Double taxation also becomes a real risk when two countries claim inheritance tax on the same assets. Meanwhile, practical obstacles like language barriers, different probate procedures and locating heirs overseas can create significant delays for grieving families.

These aren't theoretical problems. In my practice, I regularly see how these issues play out in real families' lives.
I've worked on one estate spanning five different countries, requiring carefully coordinated wills and inheritance tax planning across two generations. In another case, successfully proving a deceased person's foreign domicile saved the family around £180,000 in inheritance tax.
I've located over 30 beneficiaries scattered across Canada and Australia when someone died without a will, and navigated the complex interplay between English law and Croatian forced heirship rules while obtaining notarised foreign documents – a process that took months longer than a straightforward UK probate.

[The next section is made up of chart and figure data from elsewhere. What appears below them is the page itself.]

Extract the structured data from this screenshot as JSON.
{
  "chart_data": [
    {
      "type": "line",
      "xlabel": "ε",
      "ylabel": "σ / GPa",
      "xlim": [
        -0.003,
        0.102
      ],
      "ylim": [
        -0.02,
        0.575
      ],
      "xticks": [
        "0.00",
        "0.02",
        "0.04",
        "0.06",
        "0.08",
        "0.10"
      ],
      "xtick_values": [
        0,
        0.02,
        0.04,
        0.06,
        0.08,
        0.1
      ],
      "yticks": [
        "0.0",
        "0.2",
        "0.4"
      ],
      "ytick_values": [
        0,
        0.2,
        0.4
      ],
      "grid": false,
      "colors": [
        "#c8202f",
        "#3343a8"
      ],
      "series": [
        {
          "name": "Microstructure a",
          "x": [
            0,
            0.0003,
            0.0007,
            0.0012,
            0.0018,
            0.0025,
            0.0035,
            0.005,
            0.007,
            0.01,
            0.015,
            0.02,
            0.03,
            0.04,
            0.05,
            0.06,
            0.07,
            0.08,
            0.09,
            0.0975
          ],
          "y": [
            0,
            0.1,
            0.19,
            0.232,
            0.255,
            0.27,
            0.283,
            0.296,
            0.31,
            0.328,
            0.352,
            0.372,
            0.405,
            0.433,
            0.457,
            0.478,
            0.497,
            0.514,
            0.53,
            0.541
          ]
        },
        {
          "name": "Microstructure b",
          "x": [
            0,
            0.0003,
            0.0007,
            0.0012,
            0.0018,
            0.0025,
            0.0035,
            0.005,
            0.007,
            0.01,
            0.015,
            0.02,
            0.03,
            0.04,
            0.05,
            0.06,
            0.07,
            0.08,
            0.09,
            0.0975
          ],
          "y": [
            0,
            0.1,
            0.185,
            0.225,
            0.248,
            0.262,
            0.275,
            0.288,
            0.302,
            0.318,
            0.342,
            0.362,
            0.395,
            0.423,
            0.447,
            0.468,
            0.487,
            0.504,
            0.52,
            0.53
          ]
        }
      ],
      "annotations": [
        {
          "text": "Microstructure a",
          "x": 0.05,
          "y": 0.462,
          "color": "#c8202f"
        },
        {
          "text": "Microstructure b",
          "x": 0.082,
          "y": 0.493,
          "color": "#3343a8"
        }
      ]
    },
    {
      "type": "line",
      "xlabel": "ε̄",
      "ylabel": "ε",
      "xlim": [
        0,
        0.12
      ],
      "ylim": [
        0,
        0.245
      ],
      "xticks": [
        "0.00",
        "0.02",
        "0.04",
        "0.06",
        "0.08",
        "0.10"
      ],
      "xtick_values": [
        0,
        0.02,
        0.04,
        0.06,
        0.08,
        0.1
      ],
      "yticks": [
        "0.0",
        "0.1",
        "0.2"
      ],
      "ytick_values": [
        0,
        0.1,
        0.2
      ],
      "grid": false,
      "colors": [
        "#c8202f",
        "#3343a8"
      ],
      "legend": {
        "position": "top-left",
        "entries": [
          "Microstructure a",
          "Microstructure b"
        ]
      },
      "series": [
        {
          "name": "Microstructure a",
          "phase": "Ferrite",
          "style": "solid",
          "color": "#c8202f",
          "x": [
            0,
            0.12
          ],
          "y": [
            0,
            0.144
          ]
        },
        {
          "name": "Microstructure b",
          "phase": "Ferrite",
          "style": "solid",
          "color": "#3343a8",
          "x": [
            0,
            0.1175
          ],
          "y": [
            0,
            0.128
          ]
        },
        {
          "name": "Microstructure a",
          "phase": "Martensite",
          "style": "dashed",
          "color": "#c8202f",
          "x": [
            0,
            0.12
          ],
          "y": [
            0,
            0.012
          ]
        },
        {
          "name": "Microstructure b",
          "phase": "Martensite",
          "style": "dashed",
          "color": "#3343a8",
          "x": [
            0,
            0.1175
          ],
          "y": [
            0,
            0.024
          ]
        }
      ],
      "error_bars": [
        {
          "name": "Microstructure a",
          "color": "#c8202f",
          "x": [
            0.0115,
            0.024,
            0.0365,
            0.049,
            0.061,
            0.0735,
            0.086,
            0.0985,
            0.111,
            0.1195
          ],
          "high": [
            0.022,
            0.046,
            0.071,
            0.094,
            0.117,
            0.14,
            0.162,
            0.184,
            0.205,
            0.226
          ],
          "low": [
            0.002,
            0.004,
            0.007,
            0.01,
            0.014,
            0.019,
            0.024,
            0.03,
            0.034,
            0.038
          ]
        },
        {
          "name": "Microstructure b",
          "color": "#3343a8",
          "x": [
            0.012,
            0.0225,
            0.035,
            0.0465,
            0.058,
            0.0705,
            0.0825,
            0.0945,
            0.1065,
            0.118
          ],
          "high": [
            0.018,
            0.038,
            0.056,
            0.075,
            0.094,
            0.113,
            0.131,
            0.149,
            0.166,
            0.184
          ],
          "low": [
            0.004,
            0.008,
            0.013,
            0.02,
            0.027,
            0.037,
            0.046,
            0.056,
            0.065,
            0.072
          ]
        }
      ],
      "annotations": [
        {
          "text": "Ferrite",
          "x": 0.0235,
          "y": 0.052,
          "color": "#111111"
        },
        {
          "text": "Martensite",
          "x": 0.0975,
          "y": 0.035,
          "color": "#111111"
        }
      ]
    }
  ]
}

The key is identifying these issues early and creating solutions that work across borders. Specialist solicitors with cross-border qualifications can draft UK wills that cover worldwide assets or prepare separate wills for each country that complement rather than cancel each other out.
They can review your UK residency history in light of April's changes and provide strategies to reduce unnecessary tax liabilities. For families wanting Sharia-compliant distributions, specialist advice ensures your estate follows Islamic principles while navigating UK law.
Most importantly, they coordinate with foreign lawyers and notaries to ensure smooth administration across borders when the time comes.

Partner, Amjed Zaman
With more people than ever owning property abroad or having family overseas, these cross-border complications are becoming increasingly common. The April 2025 changes mean even those who thought they were outside the UK inheritance tax system may now be affected.
Sorting these matters out in advance can save your loved ones significant stress, time and money when they're least equipped to handle complex legal processes.